Carlton Roman , 59, que foi condenado pelo tiroteio fatal de 1989 de Lloyd Witter, foi libertado esta semana depois que uma revisão do caso pelo Gabinete do Procurador Distrital de Queens descobriu que provas importantes foram retidas durante seu julgamento. Queens, juíza da Suprema Corte, Michelle Johnson desocupado todas as acusações contra ele na segunda-feira, de acordo com a QNS.
[Parece] absolutamente fabuloso, disse Roman ao sair do tribunal, NY1 relatado . Já se passaram 31 anos e qualquer um aqui pode imaginar como é estar literalmente no inferno e estes são meus primeiros dez minutos aqui.
Em 16 de março de 1989, Witter e Jomo Kenyatta sofreram vários ferimentos a bala em uma propriedade na Jamaica, Queens.
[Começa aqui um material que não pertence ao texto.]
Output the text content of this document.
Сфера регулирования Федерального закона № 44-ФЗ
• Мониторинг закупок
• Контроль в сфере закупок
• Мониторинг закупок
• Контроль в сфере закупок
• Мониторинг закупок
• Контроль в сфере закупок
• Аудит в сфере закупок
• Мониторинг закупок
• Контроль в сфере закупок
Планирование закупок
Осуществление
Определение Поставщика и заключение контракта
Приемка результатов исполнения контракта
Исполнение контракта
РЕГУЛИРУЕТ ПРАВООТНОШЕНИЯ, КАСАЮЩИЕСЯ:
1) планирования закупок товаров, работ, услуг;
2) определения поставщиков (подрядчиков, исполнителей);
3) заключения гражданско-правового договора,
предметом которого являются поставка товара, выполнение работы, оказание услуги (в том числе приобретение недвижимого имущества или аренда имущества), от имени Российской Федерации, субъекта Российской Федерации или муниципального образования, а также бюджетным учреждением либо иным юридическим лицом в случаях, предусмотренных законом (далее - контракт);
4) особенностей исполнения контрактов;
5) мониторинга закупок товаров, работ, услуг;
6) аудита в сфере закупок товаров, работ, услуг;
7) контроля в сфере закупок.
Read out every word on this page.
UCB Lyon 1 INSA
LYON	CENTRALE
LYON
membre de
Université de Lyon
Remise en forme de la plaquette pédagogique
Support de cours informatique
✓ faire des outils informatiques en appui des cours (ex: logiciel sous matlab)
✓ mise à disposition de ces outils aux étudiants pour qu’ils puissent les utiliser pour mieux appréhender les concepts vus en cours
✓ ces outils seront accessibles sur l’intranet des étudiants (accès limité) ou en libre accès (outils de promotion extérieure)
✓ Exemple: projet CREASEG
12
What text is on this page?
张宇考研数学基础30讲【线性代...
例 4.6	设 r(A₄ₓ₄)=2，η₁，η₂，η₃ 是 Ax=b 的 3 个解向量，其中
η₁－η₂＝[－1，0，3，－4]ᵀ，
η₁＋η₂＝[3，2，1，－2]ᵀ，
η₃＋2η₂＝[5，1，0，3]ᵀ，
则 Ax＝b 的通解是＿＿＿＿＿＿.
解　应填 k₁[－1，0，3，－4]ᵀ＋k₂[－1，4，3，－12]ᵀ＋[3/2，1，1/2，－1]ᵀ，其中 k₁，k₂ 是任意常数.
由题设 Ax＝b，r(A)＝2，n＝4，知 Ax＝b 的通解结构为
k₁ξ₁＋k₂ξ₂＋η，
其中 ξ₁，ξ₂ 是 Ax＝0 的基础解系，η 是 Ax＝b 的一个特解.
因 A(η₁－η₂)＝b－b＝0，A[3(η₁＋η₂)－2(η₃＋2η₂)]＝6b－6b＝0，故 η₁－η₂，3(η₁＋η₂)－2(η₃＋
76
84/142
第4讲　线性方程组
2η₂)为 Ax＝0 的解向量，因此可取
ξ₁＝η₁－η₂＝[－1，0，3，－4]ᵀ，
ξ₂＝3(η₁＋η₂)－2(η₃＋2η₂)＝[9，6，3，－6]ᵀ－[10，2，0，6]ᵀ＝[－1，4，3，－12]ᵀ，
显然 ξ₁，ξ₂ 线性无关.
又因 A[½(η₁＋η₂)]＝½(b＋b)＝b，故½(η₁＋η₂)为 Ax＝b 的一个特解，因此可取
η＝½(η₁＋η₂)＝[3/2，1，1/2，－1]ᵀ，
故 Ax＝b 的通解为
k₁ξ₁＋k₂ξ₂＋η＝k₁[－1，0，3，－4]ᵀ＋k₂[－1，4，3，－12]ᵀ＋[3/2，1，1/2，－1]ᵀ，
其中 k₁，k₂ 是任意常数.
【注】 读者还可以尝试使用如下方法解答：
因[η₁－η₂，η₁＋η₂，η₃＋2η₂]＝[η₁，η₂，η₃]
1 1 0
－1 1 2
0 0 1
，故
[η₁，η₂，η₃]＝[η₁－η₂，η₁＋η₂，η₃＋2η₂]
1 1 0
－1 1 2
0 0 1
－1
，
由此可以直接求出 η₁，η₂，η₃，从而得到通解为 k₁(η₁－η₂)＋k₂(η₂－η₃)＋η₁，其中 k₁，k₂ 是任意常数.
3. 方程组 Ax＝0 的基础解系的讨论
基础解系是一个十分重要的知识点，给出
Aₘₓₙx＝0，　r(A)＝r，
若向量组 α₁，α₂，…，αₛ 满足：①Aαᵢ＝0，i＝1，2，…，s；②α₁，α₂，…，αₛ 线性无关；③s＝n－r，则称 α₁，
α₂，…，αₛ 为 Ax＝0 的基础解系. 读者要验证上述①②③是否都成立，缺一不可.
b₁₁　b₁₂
Witter morreu de seus ferimentos. Kenyatta sobreviveu e usa cadeira de rodas desde o incidente. Paul Anderson, que também morava na residência, foi encontrado amarrado com fio telefônico e algemado próximo ao corpo de Witter.
Sob interrogatório, Kenyatta e Anderson identificaram Roman como o atirador. No entanto, nenhuma evidência forense, balística, de impressões digitais ou DNA o ligava ao tiroteio. No entanto, ele foi acusado de assassinato e tentativa de assassinato no tiroteio mortal.
Roman alegou que estava com sua namorada na noite do assassinato de Witter, um álibi que ela corroborou. Apesar de manter sua inocência durante todo o julgamento, Roman foi condenado apenas pelo testemunho de Kenyatta e Anderson.Ele foi condenado a mais de 43 anos de prisão em 1990. Na época, Roman, que é negro, era um estudante de pós-graduação que não tinha antecedentes criminais.
Décadas se passaram antes que os promotores revisassem seriamente a condenação de Roman, tendo repassado seus pedidos formais para reexaminar o caso em 2013 e 2018.
Em 2020, a Unidade de Integridade da procuradora do distrito de Queens, Melinda Katz, reabriu uma investigação sobre o caso. Sua condenação já havia começado a se desfazer um ano antes, quando as autoridades começaram a fazer furos em depoimentos de testemunhas anteriores.
Anderson retratou seu depoimento anterior no tribunal, implicando Roman como o atirador. Ele admitiu falsamente acusar Roman, observando que não o tinha visto na casa no dia do tiroteio. Detetives disseram que Anderson forneceu pelo menos meia dúzia de versões distintas do tiroteio.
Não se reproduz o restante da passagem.